Specifically, this part:
                            else if (expires < current) {
                                delete_entry(path, d->basename, nodes, p);
                            }

This seems to be deleting expired vary header files by design. But this breaks CacheStaleOnError handling, as well as (but to a lesser extent) the stale-while-revalidate function that CacheLock provides, for any resources that vary.

Not sure if there's any reason to be deleting these header files? They'll get deleted later on anyway, in purge(), if the cache is above limits.
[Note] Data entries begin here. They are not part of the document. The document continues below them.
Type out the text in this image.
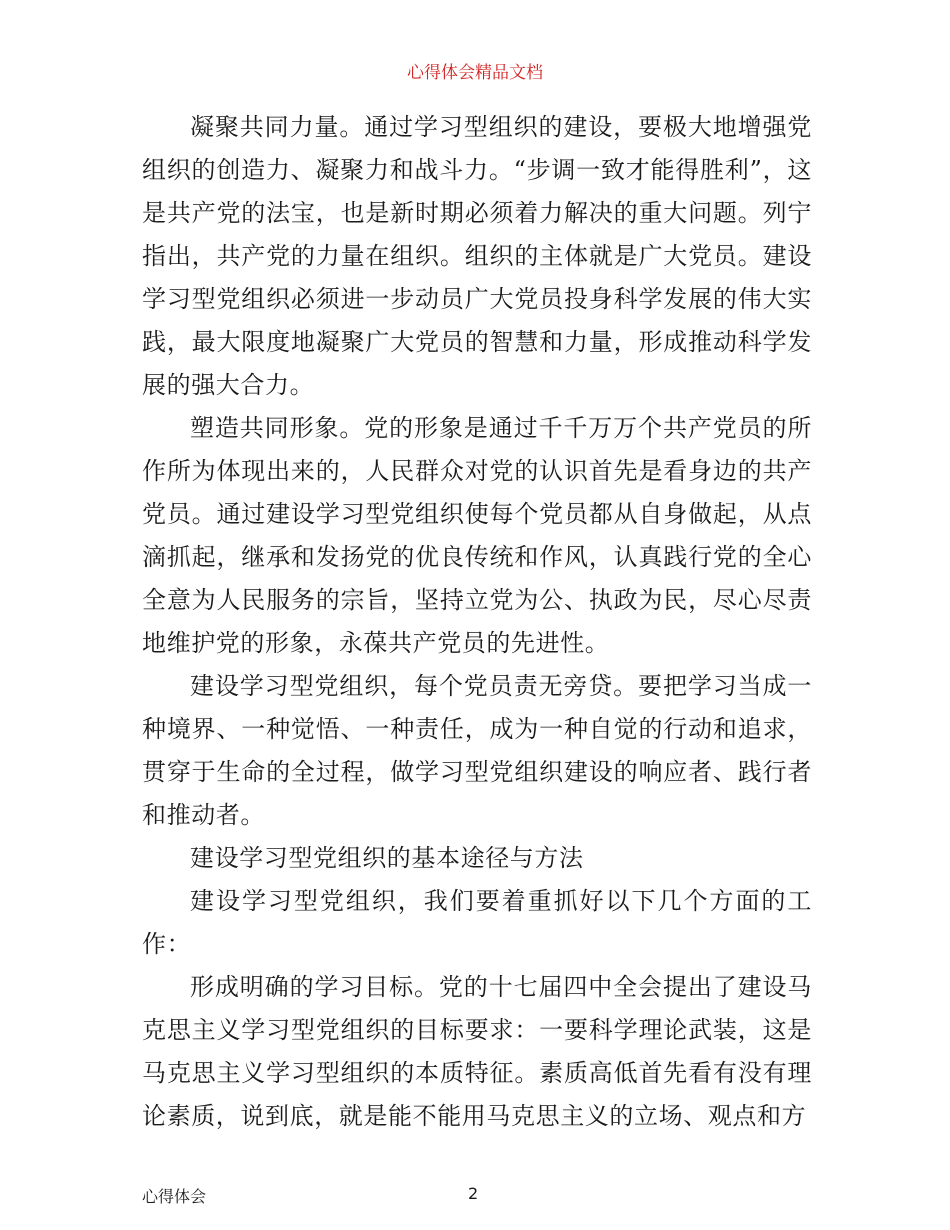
心得体会精品文档

凝聚共同力量。通过学习型组织的建设，要极大地增强党组织的创造力、凝聚力和战斗力。“步调一致才能得胜利”，这是共产党的法宝，也是新时期必须着力解决的重大问题。列宁指出，共产党的力量在组织。组织的主体就是广大党员。建设学习型党组织必须进一步动员广大党员投身科学发展的伟大实践，最大限度地凝聚广大党员的智慧和力量，形成推动科学发展的强大合力。

塑造共同形象。党的形象是通过千千万万个共产党员的所作所为体现出来的，人民群众对党的认识首先是看身边的共产党员。通过建设学习型党组织使每个党员都从自身做起，从点滴抓起，继承和发扬党的优良传统和作风，认真践行党的全心全意为人民服务的宗旨，坚持立党为公、执政为民，尽心尽责地维护党的形象，永葆共产党员的先进性。

建设学习型党组织，每个党员责无旁贷。要把学习当成一种境界、一种觉悟、一种责任，成为一种自觉的行动和追求，贯穿于生命的全过程，做学习型党组织建设的响应者、践行者和推动者。

建设学习型党组织的基本途径与方法

建设学习型党组织，我们要着重抓好以下几个方面的工作：

形成明确的学习目标。党的十七届四中全会提出了建设马克思主义学习型党组织的目标要求：一要科学理论武装，这是马克思主义学习型组织的本质特征。素质高低首先看有没有理论素质，说到底，就是能不能用马克思主义的立场、观点和方

心得体会	2
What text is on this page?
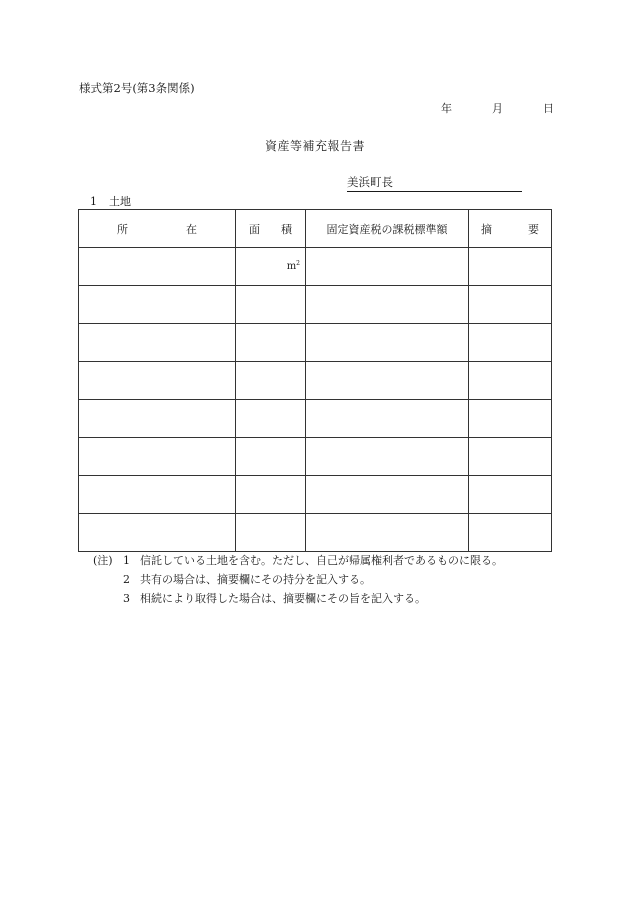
様式第2号(第3条関係)
年	月	日
資産等補充報告書
美浜町長
1 土地
所 在	面 積	固定資産税の課税標準額	摘 要

	$m^2$

(注) 1 信託している土地を含む。ただし、自己が帰属権利者であるものに限る。
2 共有の場合は、摘要欄にその持分を記入する。
3 相続により取得した場合は、摘要欄にその旨を記入する。
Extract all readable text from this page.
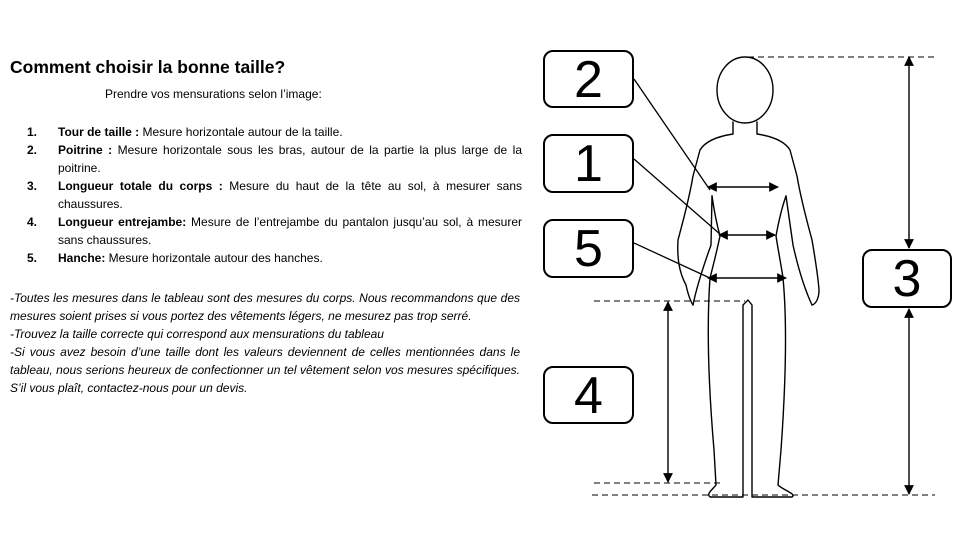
Comment choisir la bonne taille?
Prendre vos mensurations selon l’image:
1. Tour de taille : Mesure horizontale autour de la taille.
2. Poitrine : Mesure horizontale sous les bras, autour de la partie la plus large de la poitrine.
3. Longueur totale du corps : Mesure du haut de la tête au sol, à mesurer sans chaussures.
4. Longueur entrejambe: Mesure de l’entrejambe du pantalon jusqu’au sol, à mesurer sans chaussures.
5. Hanche: Mesure horizontale autour des hanches.

-Toutes les mesures dans le tableau sont des mesures du corps. Nous recommandons que des mesures soient prises si vous portez des vêtements légers, ne mesurez pas trop serré.

-Trouvez la taille correcte qui correspond aux mensurations du tableau

-Si vous avez besoin d’une taille dont les valeurs deviennent de celles mentionnées dans le tableau, nous serions heureux de confectionner un tel vêtement selon vos mesures spécifiques. S’il vous plaît, contactez-nous pour un devis.

2
1
5
4
3
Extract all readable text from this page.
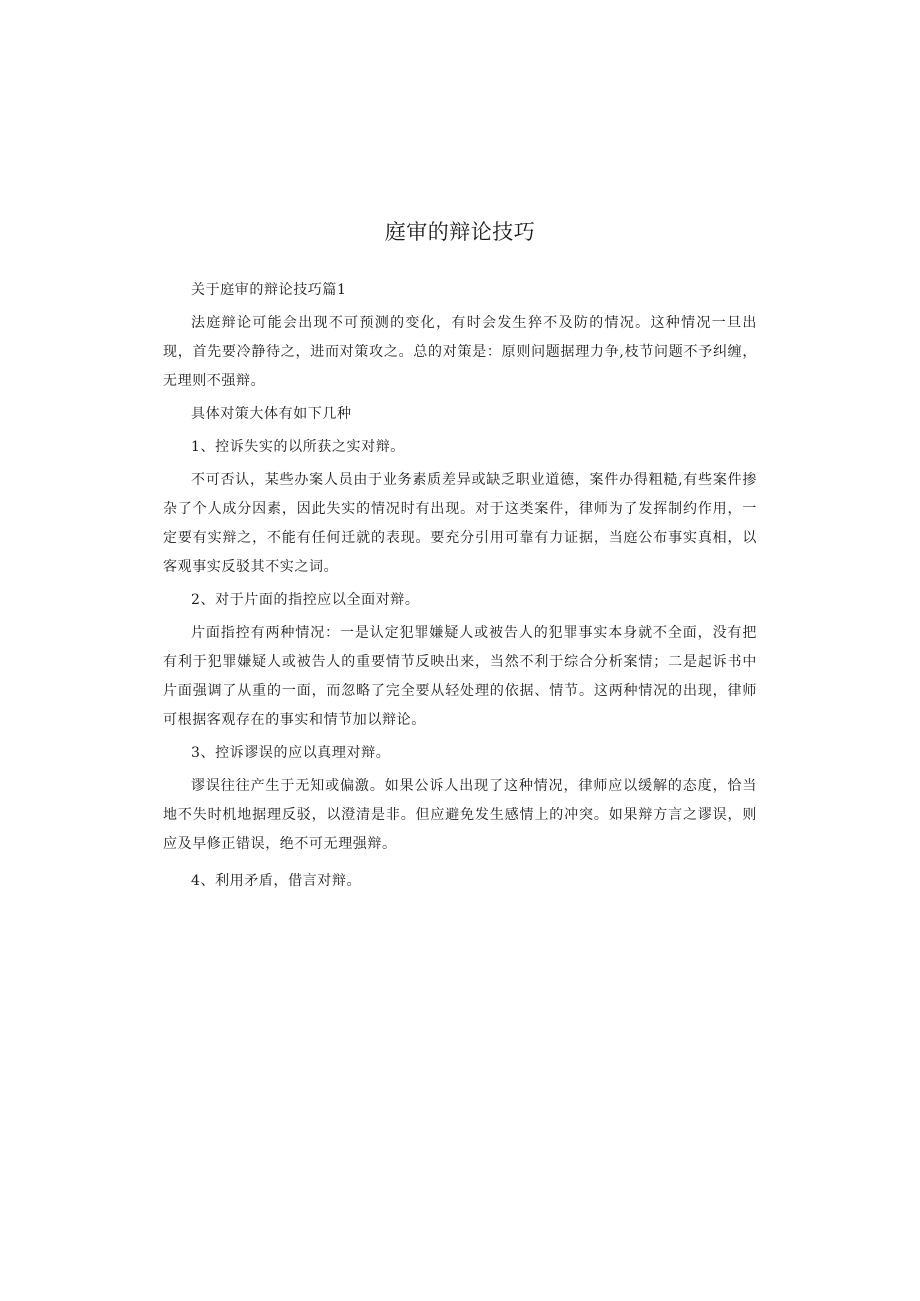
庭审的辩论技巧

关于庭审的辩论技巧篇1

法庭辩论可能会出现不可预测的变化，有时会发生猝不及防的情况。这种情况一旦出现，首先要冷静待之，进而对策攻之。总的对策是：原则问题据理力争,枝节问题不予纠缠，无理则不强辩。

具体对策大体有如下几种

1、控诉失实的以所获之实对辩。

不可否认，某些办案人员由于业务素质差异或缺乏职业道德，案件办得粗糙,有些案件掺杂了个人成分因素，因此失实的情况时有出现。对于这类案件，律师为了发挥制约作用，一定要有实辩之，不能有任何迁就的表现。要充分引用可靠有力证据，当庭公布事实真相，以客观事实反驳其不实之词。

2、对于片面的指控应以全面对辩。

片面指控有两种情况：一是认定犯罪嫌疑人或被告人的犯罪事实本身就不全面，没有把有利于犯罪嫌疑人或被告人的重要情节反映出来，当然不利于综合分析案情；二是起诉书中片面强调了从重的一面，而忽略了完全要从轻处理的依据、情节。这两种情况的出现，律师可根据客观存在的事实和情节加以辩论。

3、控诉谬误的应以真理对辩。

谬误往往产生于无知或偏激。如果公诉人出现了这种情况，律师应以缓解的态度，恰当地不失时机地据理反驳，以澄清是非。但应避免发生感情上的冲突。如果辩方言之谬误，则应及早修正错误，绝不可无理强辩。

4、利用矛盾，借言对辩。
If there's no other need, should these three lines simply be removed?
Comment 3 William A. Rowe Jr. 2018-11-07 21:08:00 UTC
Please help us to refine our list of open and current defects; this is a mass update of old and inactive Bugzilla reports which reflect user error, already resolved defects, and still-existing defects in httpd.

As repeatedly announced, the Apache HTTP Server Project has discontinued all development and patch review of the 2.2.x series of releases. The final release 2.2.34 was published in July 2017, and no further evaluation of bug reports or security risks will be considered or published for 2.2.x releases. All reports older than 2.4.x have been updated to status RESOLVED/LATER; no further action is expected unless the report still applies to a current version of httpd.

If your report represented a question or confusion about how to use an httpd feature, an unexpected server behavior, problems building or installing httpd, or working with an external component (a third party module, browser etc.) we ask you to start by bringing your question to the User Support and Discussion mailing list, see [https://httpd.apache.org/lists.html#http-users] for details. Include a link to this Bugzilla report for completeness with your question.

If your report was clearly a defect in httpd or a feature request, we ask that you retest using a modern httpd release (2.4.33 or later) released in the past year. If it can be reproduced, please reopen this bug and change the Version field above to the httpd version you have reconfirmed with.

Your help in identifying defects or enhancements still applicable to the current httpd server software release is greatly appreciated.